In 2018, we introduced our program to serve marginalized women in the Bauchi State of northern Nigeria, helping women stand with each other to move forward and rebuild in the face of violence and poverty.
In Bauchi State, despite the Nigerian government’s efforts, women and children continue to remain highly vulnerable in conflict situations. And widespread poverty remains a major challenge, provoking unemployment, malnutrition, illiteracy, low status for women, patriarchal norms and limited access to social and health services. Bauchi State is one of the most dangerous places in the world to be a mother, but women here have an average of eight children — often with no means to support them.

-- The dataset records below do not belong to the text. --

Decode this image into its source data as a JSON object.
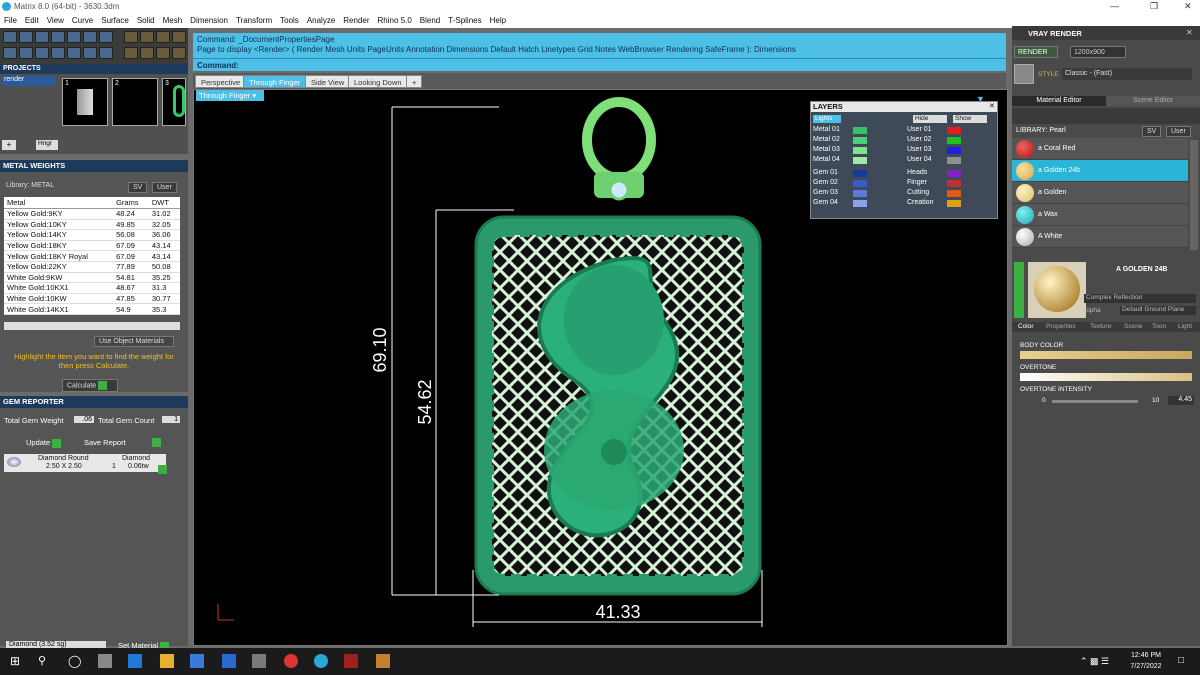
{
  "window": {
    "title": "Matrix 8.0 (64-bit) - 3630.3dm"
  },
  "menu": [
    "File",
    "Edit",
    "View",
    "Curve",
    "Surface",
    "Solid",
    "Mesh",
    "Dimension",
    "Transform",
    "Tools",
    "Analyze",
    "Render",
    "Rhino 5.0",
    "Blend",
    "T-Splines",
    "Help"
  ],
  "projects": {
    "title": "PROJECTS",
    "item": "render",
    "slots": [
      "1",
      "2",
      "3"
    ],
    "buttons": [
      "Hngr"
    ]
  },
  "metal_weights": {
    "title": "METAL WEIGHTS",
    "library_label": "Library: METAL",
    "sv": "SV",
    "user": "User",
    "columns": [
      "Metal",
      "Grams",
      "DWT"
    ],
    "rows": [
      [
        "Yellow Gold:9KY",
        "48.24",
        "31.02"
      ],
      [
        "Yellow Gold:10KY",
        "49.85",
        "32.05"
      ],
      [
        "Yellow Gold:14KY",
        "56.08",
        "36.06"
      ],
      [
        "Yellow Gold:18KY",
        "67.09",
        "43.14"
      ],
      [
        "Yellow Gold:18KY Royal",
        "67.09",
        "43.14"
      ],
      [
        "Yellow Gold:22KY",
        "77.89",
        "50.08"
      ],
      [
        "White Gold:9KW",
        "54.81",
        "35.25"
      ],
      [
        "White Gold:10KX1",
        "48.67",
        "31.3"
      ],
      [
        "White Gold:10KW",
        "47.85",
        "30.77"
      ],
      [
        "White Gold:14KX1",
        "54.9",
        "35.3"
      ]
    ],
    "use_object_materials": "Use Object Materials",
    "hint": "Highlight the item you want to find the weight for then press Calculate.",
    "calculate": "Calculate"
  },
  "gem_reporter": {
    "title": "GEM REPORTER",
    "total_weight_label": "Total Gem Weight",
    "total_weight": ".06",
    "total_count_label": "Total Gem Count",
    "total_count": "1",
    "update": "Update",
    "save_report": "Save Report",
    "gem": {
      "shape": "Diamond Round",
      "size": "2.50 X 2.50",
      "material": "Diamond",
      "qty": "1",
      "weight": "0.06tw"
    }
  },
  "bottom_left": {
    "material_select": "Diamond",
    "sg": "(3.52 sg)",
    "set_material": "Set Material"
  },
  "command": {
    "line1": "Command: _DocumentPropertiesPage",
    "line2": "Page to display <Render> ( Render  Mesh  Units  PageUnits  Annotation  Dimensions  Default  Hatch  Linetypes  Grid  Notes  WebBrowser  Rendering  SafeFrame ): Dimensions",
    "prompt": "Command:"
  },
  "viewport_tabs": [
    "Perspective",
    "Through Finger",
    "Side View",
    "Looking Down",
    "+"
  ],
  "viewport_label": "Through Finger",
  "dimensions": {
    "total_height": "69.10",
    "body_height": "54.62",
    "width": "41.33"
  },
  "layers": {
    "title": "LAYERS",
    "lights": "Lights",
    "hide": "Hide",
    "show": "Show",
    "left": [
      [
        "Metal 01",
        "#3cbf6a"
      ],
      [
        "Metal 02",
        "#4cd07a"
      ],
      [
        "Metal 03",
        "#7fe08f"
      ],
      [
        "Metal 04",
        "#9fe8a8"
      ],
      [
        "Gem 01",
        "#1a3a9a"
      ],
      [
        "Gem 02",
        "#3a5acb"
      ],
      [
        "Gem 03",
        "#5a7ae0"
      ],
      [
        "Gem 04",
        "#8aa0f0"
      ]
    ],
    "right": [
      [
        "User 01",
        "#e02020"
      ],
      [
        "User 02",
        "#20c020"
      ],
      [
        "User 03",
        "#2020e0"
      ],
      [
        "User 04",
        "#909090"
      ],
      [
        "Heads",
        "#8a20c0"
      ],
      [
        "Finger",
        "#c03030"
      ],
      [
        "Cutting",
        "#e05a10"
      ],
      [
        "Creation",
        "#e0a010"
      ]
    ]
  },
  "vray": {
    "title": "VRAY RENDER",
    "render": "RENDER",
    "resolution": "1200x900",
    "style_label": "STYLE",
    "style": "Classic - (Fast)",
    "tabs": [
      "Material Editor",
      "Scene Editor"
    ],
    "library": "LIBRARY: Pearl",
    "sv": "SV",
    "user": "User",
    "materials": [
      [
        "a Coral Red",
        "#b01818"
      ],
      [
        "a Golden 24b",
        "#d4aa4a"
      ],
      [
        "a Golden",
        "#d8c070"
      ],
      [
        "a Wax",
        "#20a8b0"
      ],
      [
        "A White",
        "#e8e8e8"
      ]
    ],
    "selected": "A GOLDEN 24B",
    "preview_fields": [
      "Complex Reflection",
      "Alpha",
      "Default Ground Plane"
    ],
    "subtabs": [
      "Color",
      "Properties",
      "Texture",
      "Scene",
      "Toon",
      "Light"
    ],
    "body_color": "BODY COLOR",
    "overtone": "OVERTONE",
    "overtone_intensity": "OVERTONE INTENSITY",
    "intensity_min": "0",
    "intensity_max": "10",
    "intensity_value": "4.45"
  },
  "taskbar": {
    "time": "12:46 PM",
    "date": "7/27/2022"
  }
}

Despite these challenges, women in Bauchi State — like so many others we meet across the world — are resilient and hopeful, determined to defy the odds and work toward a better life. Amina was one of the women in this area enrolled in our program. Her story began with tragedy: married at 14, she and her husband were living with their five children when their village was raided. The family scattered as armed men set fire to houses and started to shoot. Amina was forced to remain in hiding as her eldest son was shot multiple times in the chest. Fortunately, he survived, and Amina and her family escaped to an internally displaced person camp to start a new life. But when her husband was killed tragically in a work accident, Amina was left on her own. She married again, but her new husband abandoned her after she became pregnant with her sixth child.
Unable to provide for herself and her children, Amina felt she had nowhere to turn. Then she learned of our program, where she found the resources and networks of support she needed to rebuild her life. Having learned the vocational skill of poultry farming, she now uses her monthly stipend to fund her own thriving business. She also took advantage of counseling and learned about stress management and how to balance work with caring for her family. “I can now take good care of myself and manage my household effectively,” she says.
Amina also spoke passionately about the network of supportive women she met through the program. “The bond of sisterhood has influenced my view of life... We are all there for one another in good and bad times. My health and my mood have improved.” She sees her time with Women for Women International as a turning point in her life. “My goal is to give my children quality education, and I intend to utilize my knowledge and skills to achieve it.”